Vi inoltro alcune mie considerazioni prendendo spunto da una nota letta sul n. 63 di La Voce, in merito a tutti quei giovani che si avvicinano e fanno militanza politica nei movimenti di estrema destra, quali CasaPound, Forza Nuova e simili.

Io sono un giovane proveniente da una famiglia di classe media in via di proletarizzazione, costretto come tanti giovani a emigrare sul continente. Sono cresciuto e vissuto a Catania, in un quartiere periferico, emarginato e con problemi di micro e macro criminalità, fino a pochi anni fa senza strade asfaltate e con servizi di base del tutto inesistenti. Mio padre (a sua volta costretto a emigrare a Catania da un’altra zona della Sicilia per motivi di lavoro) fa il poliziotto e mia madre la casalinga.

Anch’io come tantissimi giovani mi sono avvicinato, già da adolescente, a vari movimenti di estrema destra. Questi movimenti sono fortemente gerarchizzati, al loro interno viene costantemente alimentato un forte senso di appartenenza (attraverso simbologie, propaganda, saluti, ecc.) e un costante senso di protezione reciproca e mutualismo.

Queste caratteristiche hanno la capacità di dare una sorta di significato alla vita dei giovani, in particolare nei quartieri più poveri e disagiati. Un significato che è per certi versi positivo per i tanti giovani che si sentono esuberi della società, che non hanno alternative (centri culturali e ricreativi, biblioteche, efficienti strutture sportive) o che non si riconoscono nei centri di aggregazione già esistenti (parrocchie, centri sociali, bar, sport, ecc.).

Molti dei giovani che si legano a questi organismi lo fanno perché notano le storture della società: mi riferisco all’ipocrisia dei centri religiosi, al disfacimento morale e intellettuale di molti centri sociali, all’abbrutimento dovuto ad alcool e droghe e alle mille forme di distrazione dai problemi del sistema sociale che la borghesia propaganda tra le masse.

Una buona parte di questi giovani vive la forte contraddizione che vi è tra la popolazione autoctona e quella straniera, contraddizione che è alimentata maggiormente dalle condizioni materiali e intellettuali in cui sia popolazione autoctona (con caratteristiche sue proprie) sia quella straniera sono relegate.

Alcune delle leve fortissime che i gruppi di estrema destra utilizzano per raccogliere consensi e adesioni sono:

1. una forma di patriottismo nazionalista in cui nessuno è diverso dall’altro e in cui il collante è l’appartenenza allo stesso colore della pelle, alla stessa nazione con annesse culture, lingua e tradizioni;

2. il mito della socializzazione dell’economia, ponendo al centro l’opera di Mussolini e in particolare il mito della Repubblica Sociale Italiana;

3. il mito di una rivoluzione che però nei fatti è solo quella che la borghesia ti permette di fare, una finta rivoluzione insomma di cui i dirigenti di questi gruppi sono disonestamente consapevoli, ma a cui le masse proletarie e sottoproletarie aderiscono inconsapevolmente in assenza di alternative politiche valide e di una visione generale della società capitalista;

4. la propaganda della necessità di avere ordine e sicurezza nella società, società in cui la liberalizzazione dell’economia ha portato a un enorme disordine sociale (immigrazione incontrollata legale e non, conflitto orizzontale tra le classi subalterne) che in qualche modo le masse riconoscono come ingiusto e al quale pertanto cercano un modo per opporsi.

In questi gruppi vi sono fortissime contraddizioni interne.
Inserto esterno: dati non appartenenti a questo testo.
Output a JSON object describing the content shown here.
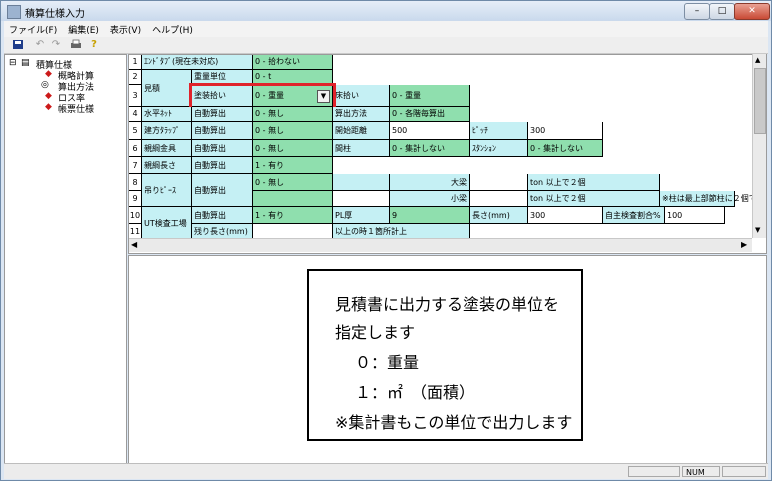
{
  "window": {
    "title": "積算仕様入力",
    "minimize": "–",
    "maximize": "□",
    "close": "✕"
  },
  "menu": [
    "ファイル(F)",
    "編集(E)",
    "表示(V)",
    "ヘルプ(H)"
  ],
  "toolbar": {
    "icons": [
      "save-icon",
      "undo-icon",
      "redo-icon",
      "print-icon",
      "help-icon"
    ]
  },
  "tree": {
    "root": "積算仕様",
    "children": [
      "概略計算",
      "算出方法",
      "ロス率",
      "帳票仕様"
    ]
  },
  "grid": {
    "r1": {
      "num": "1",
      "label": "ｴﾝﾄﾞﾀﾌﾞ(現在未対応)",
      "value": "0 - 拾わない"
    },
    "r2": {
      "num": "2",
      "label": "重量単位",
      "value": "0 - t"
    },
    "r3": {
      "num": "3",
      "group": "見積",
      "label": "塗装拾い",
      "value": "0 - 重量",
      "label2": "床拾い",
      "value2": "0 - 重量"
    },
    "r4": {
      "num": "4",
      "group": "水平ﾈｯﾄ",
      "label": "自動算出",
      "value": "0 - 無し",
      "label2": "算出方法",
      "value2": "0 - 各階毎算出"
    },
    "r5": {
      "num": "5",
      "group": "建方ﾀﾗｯﾌﾟ",
      "label": "自動算出",
      "value": "0 - 無し",
      "label2": "開始距離",
      "value2": "500",
      "label3": "ﾋﾟｯﾁ",
      "value3": "300"
    },
    "r6": {
      "num": "6",
      "group": "親綱金具",
      "label": "自動算出",
      "value": "0 - 無し",
      "label2": "間柱",
      "value2": "0 - 集計しない",
      "label3": "ｽﾀﾝｼｮﾝ",
      "value3": "0 - 集計しない"
    },
    "r7": {
      "num": "7",
      "group": "親綱長さ",
      "label": "自動算出",
      "value": "1 - 有り"
    },
    "r8": {
      "num": "8",
      "group": "吊りﾋﾟｰｽ",
      "label": "自動算出",
      "value": "0 - 無し",
      "label2": "大梁",
      "value2": "ton 以上で２個"
    },
    "r9": {
      "num": "9",
      "label2": "小梁",
      "value2": "ton 以上で２個",
      "note": "※柱は最上部節柱に２個で算出"
    },
    "r10": {
      "num": "10",
      "group": "UT検査工場",
      "label": "自動算出",
      "value": "1 - 有り",
      "label2": "PL厚",
      "value2": "9",
      "label3": "長さ(mm)",
      "value3": "300",
      "label4": "自主検査割合%",
      "value4": "100"
    },
    "r11": {
      "num": "11",
      "label": "残り長さ(mm)",
      "value2": "以上の時１箇所計上"
    }
  },
  "help": {
    "line1": "見積書に出力する塗装の単位を",
    "line2": "指定します",
    "line3": "０：重量",
    "line4": "１：㎡　（面積）",
    "line5": "※集計書もこの単位で出力します"
  },
  "status": {
    "num": "NUM"
  },
  "highlight_color": "#e0232b"
}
Provo a descriverne due brevemente.

1. La prima contraddizione fortissima esiste tra chi dirige e che viene diretto. Non vi è mai confronto tra base e vertici ed è assodata e collaudata la gerarchia di tipo militare: in sostanza vi è chi pensa e chi fa, relegando chi fa nella condizione di non pensare (un po' come in fabbrica dove il padrone decide e gli operai eseguono fin quando serve al padrone, e l’operaio è bravo fin quando è fedele al padrone). A lungo termine questa contraddizione porta a due estremi: o l’allontanamento o diventi pienamente parte di quel sistema.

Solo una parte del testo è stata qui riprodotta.